Kanuni Sultan Süleyman Han yetmiş iki yaşında Zigetvar seferine çıkarken, saraydan Davutpaşa'ya kadar beyaz bir atın üzerinde gitti. Sonra iki beygirle çekilen dört tekerlekli, üstü örtülü ve yanları yeşil perdelerle kapalı bir arabaya bindi ve öylece sefere devam etti. Zigetvar'da vefat ettiğinde de mübaret cesedi aynı araba ile yola çıkarıldı.
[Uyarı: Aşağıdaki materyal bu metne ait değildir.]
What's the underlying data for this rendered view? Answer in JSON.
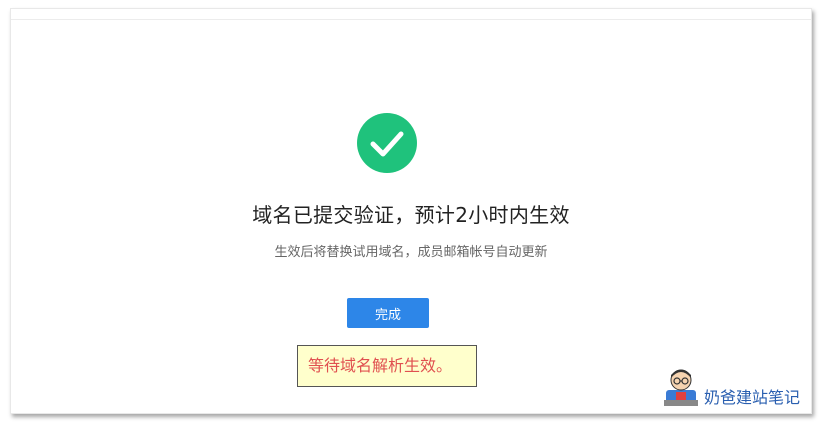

İstanbul'un binek arabaları; saray, konak ve kira arabaları olmak üzere üç kısım idi. Binek arabalarından saray arabaları, Saray-ı hümayun için bir ihtiyaç olmuştu. Valide, Haseki ve Hanım Sultanlar şehir sokaklarında dolaştırılmayıp; sayfiye, yalı, köşk ve kasırlarına; ya harem-i hümayun kayıkları ile veya saray arabaları ile gitmişlerdir.Saray arabalarının başında saltanat arabası gelmektedir. Sultan İbrahim, Sultan İkinci Mahmud, Sultan Abdülmecit ve Sultan Abdülaziz hanlar şehir içinde gezintilerini meşhur saray saltanat arabası ile yaptılar. Sultan İkinci Abdülhamid Han da Cuma selamlığına bu araba ile giderdi. Namazdan sonra da bizzat kendi kullandığı saray faytonu ile ikametgahı olan Yıldız Sarayı'na dönerdi.
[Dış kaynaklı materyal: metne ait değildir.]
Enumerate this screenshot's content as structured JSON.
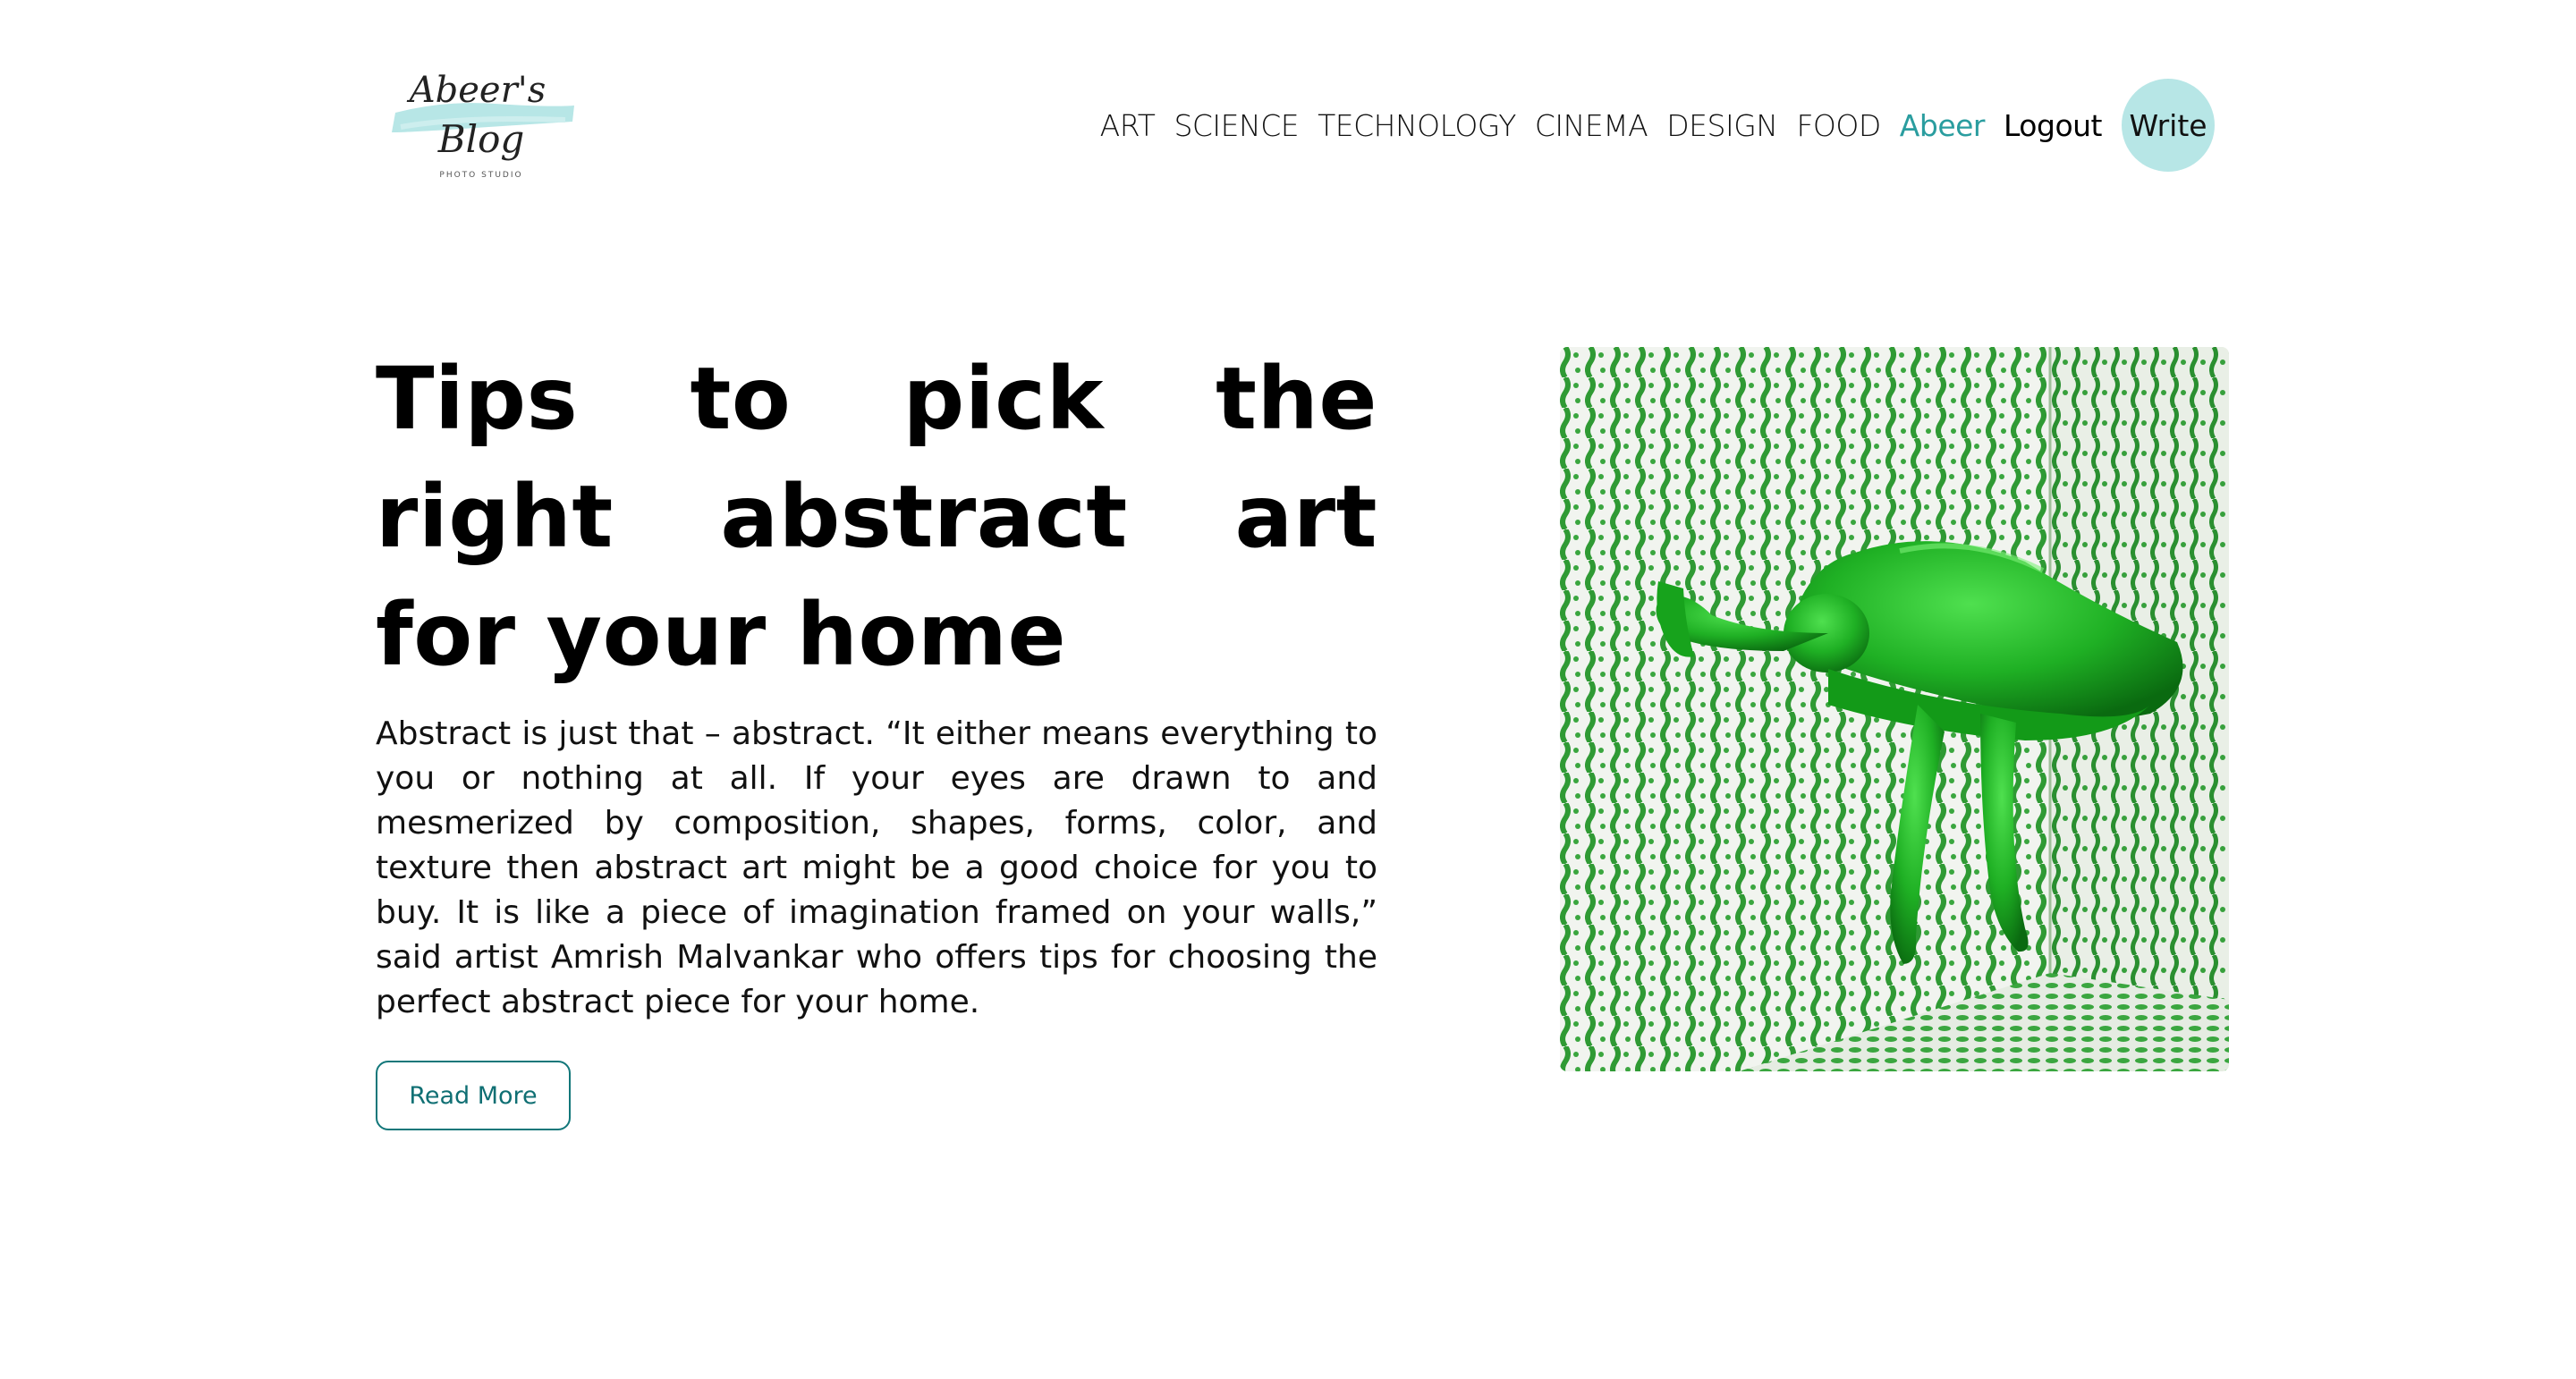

Bugün Topkapı Sarayında iki eski taht-ı revanla, kafesli eski bir araba ve Sultan Abdülaziz, Sultan İkinci Abdülhamid Han ile Sultan Beşinci Mehmed Reşad'a ait arabalar teşhir edilmektedir. At koşumları ve eyer kısmında da geçen asra ait bazı saray eyerleri bulunmaktadır.